ROME (Reuters) - The continuing slump in Italy’s car sales “can and must be reversed”, Prime Minister Mario Monti insisted on Wednesday, without offering hope of any possible government support.
While the French government has stepped in to help ailing Peugeot (PEUP.PA), Italy has taken a hands-off approach as its auto industry has endured Europe’s five-year sales decline against a backdrop of the euro zone debt crisis and state austerity measures.
“Italian industry in particular has suffered for some time in this situation in which the car sector has slowly but surely become less competitive, but (the decline) has been underestimated,” Monti said at the Italian Automotive Association conference in Rome.
However, Italy has not intervened with financial support for its national car champion Fiat FIA.MI because its European losses are more than covered by revenue from its Chrysler unit in the United States.
Concerns about possible plant closures prompted Monti to meet Fiat and Chrysler Chief Executive Sergio Marchionne on September 22 to look for ways to improve the company’s manufacturing efficiency and boost exports.
But Monti’s weekend announcement that he intends to resign from office before Christmas would suggest that any remaining hopes of export-boosting measures are slim.

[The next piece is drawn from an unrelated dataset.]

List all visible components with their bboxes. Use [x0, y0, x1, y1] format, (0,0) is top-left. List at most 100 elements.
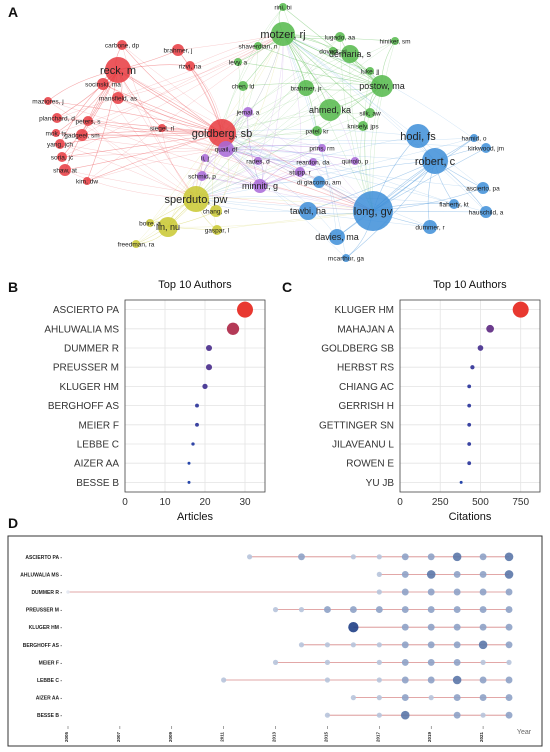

“I do not see the car sales situation changing much next year,” Roberto Vavassori, the Italian Automotive Association chairman, said earlier on Wednesday when asked for a market forecast. “That is the trend. In Italy, I think we could see a small contraction.”
Western European car sales have fallen 7.3 percent to 10.33 million vehicles so far this year, according to latest data from Brussels-based industry group ACEA, led by double-digit declines in crisis-hit Greece, Italy and Portugal.
New car sales in Italy are set to fall about 20 percent this year to less than 1.4 million, government figures show. Before the start of the 2008 crisis, Italians bought about 2 million cars a year.